I had this issue at my last work place when a manager nothing to do with my department and who had a PA kept asking me to get her crisps/teabags ect from upstairs. On the 3rd time I told her to use her legs and get it herself. I think sometimes people who have worked somewhere long think they can tell new staff what to do even if you have nothing to do with them.

omnishambles · 26/07/2015 19:41

This would nver happen at my work as we have a facilities team that sort all of that sort of thing out. But theres no way I would organise a fake meeting. I would just email the organiser of that meeting and introduce yourself and say about the PAs being out and that they will have to sort out the catering. I actually dont understand what the issue is.

PuppyMonkey · 26/07/2015 19:45

I've suggested organising an. important meeting, not as an excuse - more to hammer home the point that op's job involves important meetings.

LHReturns · 26/07/2015 19:50

Browsers, agree entirely that day off or sickie are entirely unnecessary. She should feel (and behave) far too credible to feel the need to do that.

My sense from what she shared was that a casual approach in the first instance was wise (poster Camel had a nice email suggestion), rather than be seen to jump to openly infuriated conclusions about what was inferred by a PA asking her to do this.

'Raving feminist' profile doesn't too anyone favours when they are trying to establish themselves (it may turn out to be necessary down the road, which would be sad as OP likes her new role). She would be smarter, in my view (I don't think I am as !!!!!!! about this as you, more interested) to pass on this casually (and the next time, and the next time) without raising the subject of 'penises and vaginas' as other posters amusingly put it.

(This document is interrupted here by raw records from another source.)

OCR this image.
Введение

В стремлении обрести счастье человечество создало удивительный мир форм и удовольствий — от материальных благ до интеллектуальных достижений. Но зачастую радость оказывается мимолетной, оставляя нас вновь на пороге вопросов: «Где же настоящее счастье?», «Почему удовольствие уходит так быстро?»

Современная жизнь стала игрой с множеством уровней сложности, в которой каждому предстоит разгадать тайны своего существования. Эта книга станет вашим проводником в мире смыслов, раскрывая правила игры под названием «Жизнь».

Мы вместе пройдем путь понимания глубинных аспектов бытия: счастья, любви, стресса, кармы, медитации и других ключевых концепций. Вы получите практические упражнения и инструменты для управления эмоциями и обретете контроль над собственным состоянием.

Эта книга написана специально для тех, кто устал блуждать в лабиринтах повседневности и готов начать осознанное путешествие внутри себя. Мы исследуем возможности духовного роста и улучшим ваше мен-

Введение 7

I am not debating that sexism is insidious in lots of / most organisations; and we possibly don't differ in basic belief that much, just how to go about handling it. In my experience I have found that senior women can achieve the same result by getting on with being brilliant, and almost amused if someone mistakenly asks her to do something so ridiculous for a professional in her position (one or owns either a penis or vagina).

galletti2014 · 26/07/2015 19:55

YANBU OP. The people actually in the meeting should organise and set out their own lunch if no-one whose usual responsibility it is isn't there. This would happen where I work.

Just want to flag up, as misbegotten has, to one or two posters here that PA's are also professional people who take their roles extremely seriously.

midnightvelvetPart2 · 26/07/2015 19:58

If you are already having difficulty with the traditional male hierarchy of the company then do what camel said. Take a firm but subtle stand against it.